【掌編小説】工廠を照らす激しい日光
京橋駅の裏手にある慰霊碑をおがむところから見舞いははじまる。それから公園の随所にのこる遺構をめぐり歩く。中央の大阪城をみあげる観光客はおおく、家族ずれもちらほら見かける。けれども公園内各所に眠る工廠の遺構に注目している人はすくないようだ。にぎやかな広場からしずかな水門跡にうつると、水面をすべる水鳥のむれが視界にはいる。

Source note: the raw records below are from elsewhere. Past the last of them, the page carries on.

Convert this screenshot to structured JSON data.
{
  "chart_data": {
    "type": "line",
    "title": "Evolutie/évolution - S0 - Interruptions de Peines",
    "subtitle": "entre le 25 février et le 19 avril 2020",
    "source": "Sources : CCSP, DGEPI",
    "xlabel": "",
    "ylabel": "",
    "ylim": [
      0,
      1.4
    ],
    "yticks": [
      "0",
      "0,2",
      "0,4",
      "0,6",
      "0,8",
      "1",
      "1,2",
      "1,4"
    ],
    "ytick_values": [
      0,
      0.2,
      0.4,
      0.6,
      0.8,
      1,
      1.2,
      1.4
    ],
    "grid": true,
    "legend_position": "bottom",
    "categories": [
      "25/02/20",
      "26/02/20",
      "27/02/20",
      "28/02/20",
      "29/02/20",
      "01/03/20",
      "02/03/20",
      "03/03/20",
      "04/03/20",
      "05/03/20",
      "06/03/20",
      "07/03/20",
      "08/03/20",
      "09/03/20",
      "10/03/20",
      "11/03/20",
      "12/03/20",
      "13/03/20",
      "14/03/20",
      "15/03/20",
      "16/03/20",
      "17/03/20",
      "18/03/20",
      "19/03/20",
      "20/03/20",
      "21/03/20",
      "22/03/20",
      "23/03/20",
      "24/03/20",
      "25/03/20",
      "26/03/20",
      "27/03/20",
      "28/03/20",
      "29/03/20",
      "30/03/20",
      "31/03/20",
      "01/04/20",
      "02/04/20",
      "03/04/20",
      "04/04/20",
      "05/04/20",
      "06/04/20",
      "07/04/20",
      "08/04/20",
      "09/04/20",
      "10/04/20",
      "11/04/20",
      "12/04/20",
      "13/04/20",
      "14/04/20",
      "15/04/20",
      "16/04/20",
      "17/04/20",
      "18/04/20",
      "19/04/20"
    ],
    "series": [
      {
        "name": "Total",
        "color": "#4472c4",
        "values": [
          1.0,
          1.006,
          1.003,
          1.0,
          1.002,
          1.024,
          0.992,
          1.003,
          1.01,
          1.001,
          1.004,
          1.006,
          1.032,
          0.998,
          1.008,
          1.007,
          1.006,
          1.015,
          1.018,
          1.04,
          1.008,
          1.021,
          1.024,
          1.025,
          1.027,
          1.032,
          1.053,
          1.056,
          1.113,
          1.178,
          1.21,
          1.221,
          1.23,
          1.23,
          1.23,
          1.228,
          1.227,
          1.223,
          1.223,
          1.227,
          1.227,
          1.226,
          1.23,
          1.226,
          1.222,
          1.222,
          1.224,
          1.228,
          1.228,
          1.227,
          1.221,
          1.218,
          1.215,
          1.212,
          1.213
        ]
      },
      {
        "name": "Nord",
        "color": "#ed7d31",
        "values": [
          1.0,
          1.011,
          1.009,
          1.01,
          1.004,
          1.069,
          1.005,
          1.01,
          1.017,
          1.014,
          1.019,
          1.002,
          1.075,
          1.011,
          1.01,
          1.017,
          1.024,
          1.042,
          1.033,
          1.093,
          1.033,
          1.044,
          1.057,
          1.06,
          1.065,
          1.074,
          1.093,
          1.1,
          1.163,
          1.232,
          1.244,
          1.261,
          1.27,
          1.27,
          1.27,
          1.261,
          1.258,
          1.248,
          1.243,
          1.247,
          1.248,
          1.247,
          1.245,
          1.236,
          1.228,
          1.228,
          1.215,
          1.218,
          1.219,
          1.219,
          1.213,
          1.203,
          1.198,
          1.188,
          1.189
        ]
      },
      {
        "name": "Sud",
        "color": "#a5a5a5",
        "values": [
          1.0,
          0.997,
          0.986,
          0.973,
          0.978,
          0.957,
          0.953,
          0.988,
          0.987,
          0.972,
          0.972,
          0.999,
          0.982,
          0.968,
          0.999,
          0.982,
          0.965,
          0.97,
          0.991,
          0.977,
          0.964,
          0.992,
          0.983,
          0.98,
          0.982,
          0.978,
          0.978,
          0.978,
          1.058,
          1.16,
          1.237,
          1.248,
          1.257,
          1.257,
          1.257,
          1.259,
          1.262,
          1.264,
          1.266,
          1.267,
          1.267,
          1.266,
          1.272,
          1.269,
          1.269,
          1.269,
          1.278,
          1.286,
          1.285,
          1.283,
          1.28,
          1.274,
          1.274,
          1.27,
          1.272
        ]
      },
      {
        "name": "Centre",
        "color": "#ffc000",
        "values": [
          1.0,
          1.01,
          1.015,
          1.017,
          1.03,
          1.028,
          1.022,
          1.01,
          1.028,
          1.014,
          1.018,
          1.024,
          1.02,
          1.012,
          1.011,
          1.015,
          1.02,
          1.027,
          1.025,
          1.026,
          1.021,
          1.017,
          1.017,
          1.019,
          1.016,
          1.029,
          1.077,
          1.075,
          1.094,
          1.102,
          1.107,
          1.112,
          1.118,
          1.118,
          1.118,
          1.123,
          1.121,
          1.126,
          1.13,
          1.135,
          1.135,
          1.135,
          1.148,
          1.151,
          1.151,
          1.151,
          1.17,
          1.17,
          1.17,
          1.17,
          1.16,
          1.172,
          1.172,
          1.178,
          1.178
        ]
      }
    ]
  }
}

しばらくむれをなしておよいでいる光景をながめたあと、工場用柵でかこわれた旧守衛所をとおりすぎて古めかしい通用門をぬける。そのさきにはかつて祖父が従事していた旧化学分析場がまちかまえている。色あせた赤煉瓦の壁面に緑のつたをはわせ、駐車場のシンボルとして荒廃にまかせている外観は単なる廃墟にすぎないが、ありし日は砲兵工廠なる厳めしい呼称を用いられていた軍事施設だ。あらゆる窓が黒色のぶこつな板でふさがれているため内部は見えない。八月の大空襲で命をおとすまで、祖父はこの黒い板のむこうで汗水たらしてはたらいていたのである。
わかくして戦死した祖父は写真と逸話でしかしらないので、人物像を想像するのはむずかしい。しかし、八月の激しい日光が木々を照らし、蝉時雨が町をおおいはじめる季節をむかえるとかならず祖父が夢にあらわれた。やせこけた貧相な壮年の男が屹立して、無言のまま憂愁にとざされたまなざしをジッとむけているのだ。口を真一文字に結んでいるので真意はさだかではないが、沈痛な面持ちにはつよい思慕の念がみちていた。その訴えかける視線は夢をかさねるごとに実在感をふかめていった。今では終戦記念日間近になると工廠をかけまわる祖父の息吹すら感じる。そのせいか祖父の死地をたずねても慰霊というよりも慰問する心持ちであり、日ざしをあびている工廠のまぶしさに目を細めながら会釈するさいには、いつも小声で励ましの言葉を口にするのである。